Honestly I don't think so, but I was wondering about the case where the formula there results in precisely 0xFFFFFFFF. Upon closer inspection though, I don't think that's even possible, because 0xFFFFFFFF-1013904223 = 3281063072, which isn't divisible by 5. And

154

I think I can return 0 here instead. 0 looks to be not a valid name index. Technically a name index is not actually an index but rather an offset into the names buffer, which you get by indexing the indices array. offset 0 in the buffer appears to always be a null character.

zturner updated this revision to Diff 55669.Apr 29 2016, 2:19 PM

Address review comments.

I also changed the terminology everywhere from Index to ID so that people don't get confused and think they can iterate over all the names in a for loop.

majnemer added inline comments.Apr 29 2016, 2:40 PM
lib/DebugInfo/PDB/Raw/NameHashTable.cpp
133

If we are going to use 0 as our sentinel, can we assert that NameIndex isn't 0?

zturner added inline comments.Apr 29 2016, 2:50 PM
lib/DebugInfo/PDB/Raw/NameHashTable.cpp
133

I think it would be better to just skip over 0 values. If the number of buckets is larger than the number of strings (because say you added a string and then removed it) then you could have 0 values in the IDs array. So I should probably fix getStringForID to check for an ID of 0 and also fix getIDForString to skip the entry if it finds a 0 id.
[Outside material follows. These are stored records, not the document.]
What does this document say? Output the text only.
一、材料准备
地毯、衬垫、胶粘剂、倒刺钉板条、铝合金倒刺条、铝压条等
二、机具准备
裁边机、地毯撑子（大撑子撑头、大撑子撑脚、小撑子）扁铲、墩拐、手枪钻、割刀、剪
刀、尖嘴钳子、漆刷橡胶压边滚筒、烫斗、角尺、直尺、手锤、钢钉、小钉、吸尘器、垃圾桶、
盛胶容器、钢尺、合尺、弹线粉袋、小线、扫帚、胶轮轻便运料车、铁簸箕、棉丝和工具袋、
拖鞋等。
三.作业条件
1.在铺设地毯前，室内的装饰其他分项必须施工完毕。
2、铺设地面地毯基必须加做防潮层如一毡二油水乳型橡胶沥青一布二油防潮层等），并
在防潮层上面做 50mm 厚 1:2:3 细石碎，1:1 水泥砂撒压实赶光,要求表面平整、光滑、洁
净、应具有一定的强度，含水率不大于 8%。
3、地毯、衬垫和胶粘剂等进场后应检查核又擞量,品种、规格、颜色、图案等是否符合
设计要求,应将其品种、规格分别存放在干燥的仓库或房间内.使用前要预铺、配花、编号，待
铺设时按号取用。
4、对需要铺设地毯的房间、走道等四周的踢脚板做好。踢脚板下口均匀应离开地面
zturner added inline comments.Apr 29 2016, 2:58 PM
lib/DebugInfo/PDB/Raw/NameHashTable.cpp
133

So another option, is that it seems like Indicies[0] == 0, and NamesBuffer[0] is the sentinel string. So my hypothesis is that the correct thing to do is treat whatever is in Indices[0] as the "invalid ID". So if I return IDs[0] here, and then check for IDs[0] in getStringForID, that should work and at least not be hardcoded.